From the Wall Street Journal, June 2:

Despite booming demand elsewhere, growth would still be hindered without world’s second-largest economy  

Given all the trouble Mvidia has selling its artificial-intelligence chips in China, one might wonder why the company even bothers trying anymore. 

The answer is: It can’t really afford not to. 

Nvidia used its fiscal first-quarter report last week to send a rather stark message to the Trump administration about the dangers of shutting American chip companies out of the Chinese artificial-intelligence market. “China’s AI moves on with or without U.S. chips,” Nvidia Chief Executive Jensen Huang said on the company’s conference call. Making the point that half the world’s AI developers are in China, Huang argued that preventing U.S. companies from competing there could ultimately cost America its leading position in the global AI industry. 

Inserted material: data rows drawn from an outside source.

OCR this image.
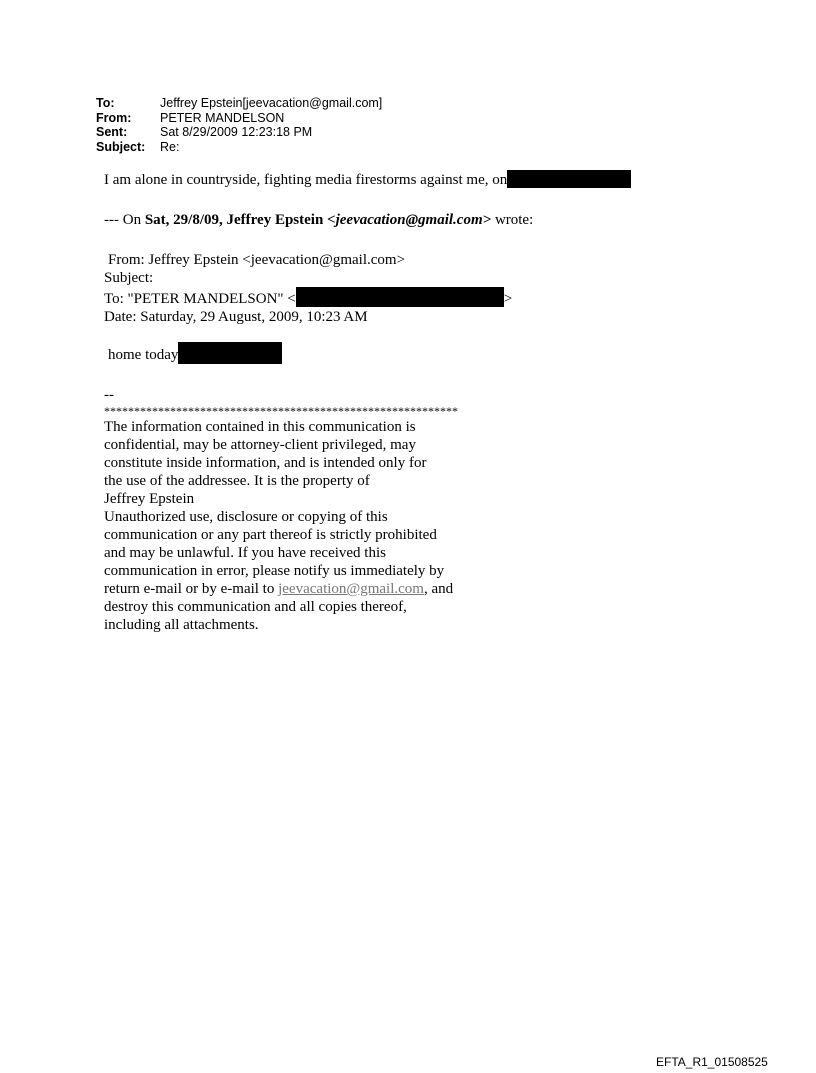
To:	Jeffrey Epstein[jeevacation@gmail.com]
From:	PETER MANDELSON
Sent:	Sat 8/29/2009 12:23:18 PM
Subject:	Re:
I am alone in countryside, fighting media firestorms against me, on
--- On Sat, 29/8/09, Jeffrey Epstein <jeevacation@gmail.com> wrote:
From: Jeffrey Epstein <jeevacation@gmail.com>
Subject:
To: "PETER MANDELSON" <	>
Date: Saturday, 29 August, 2009, 10:23 AM
home today
--
***********************************************************
The information contained in this communication is
confidential, may be attorney-client privileged, may
constitute inside information, and is intended only for
the use of the addressee. It is the property of
Jeffrey Epstein
Unauthorized use, disclosure or copying of this
communication or any part thereof is strictly prohibited
and may be unlawful. If you have received this
communication in error, please notify us immediately by
return e-mail or by e-mail to jeevacation@gmail.com, and
destroy this communication and all copies thereof,
including all attachments.
EFTA_R1_01508525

“In the end, the platform that wins the AI developers wins AI,” Huang said. “Export controls should strengthen U.S. platforms, not drive half of the world’s AI talent to rivals.” 

Nvidia also has powerful financial reasons to make that argument. The U.S. government’s decision in April to stop the company from selling its H20 chips to the Chinese market cost the company about $2.5 billion in lost sales in the April-ended quarter and will cost another $8 billion in the current period ending in July. That is because the H20 chip was designed specifically for the Chinese market to comply with then-current export restrictions, so it isn’t really salable anywhere else. 

Demand for Nvidia’s AI chips is still booming in the rest of the world, so the lost China sales don’t hurt much in the near term. But Nvidia is now valued at around $3.3 trillion—triple the market cap of the next-largest chip company—precisely because investors think it still has a long runway of significant growth ahead. Wall Street analysts expect Nvidia’s annual revenue to cross the $200 billion mark this year and hit $300 billion by 2028, according to consensus estimates from FactSet. 

That is unlikely to happen without China. The world’s second-largest economy is pursuing AI development with a passion. Venture funds backed by the Chinese government invested $184 billion into AI startups between 2000 and 2023, according to a Morgan Stanley report last month. Nvidia estimates the total addressable market in China for AI accelerators—the primary chips used in artificial-intelligence computing—to be around $50 billion.  

“China is a quarter of the market. It’s a big number,” UBS analyst Tim Arcuri said in an interview. He added that Nvidia would have a “dominant hold” on that market if it were able to compete there...

....MUCH MORE 

Where are all the regime change/color revolution peeps when they could actually do some good?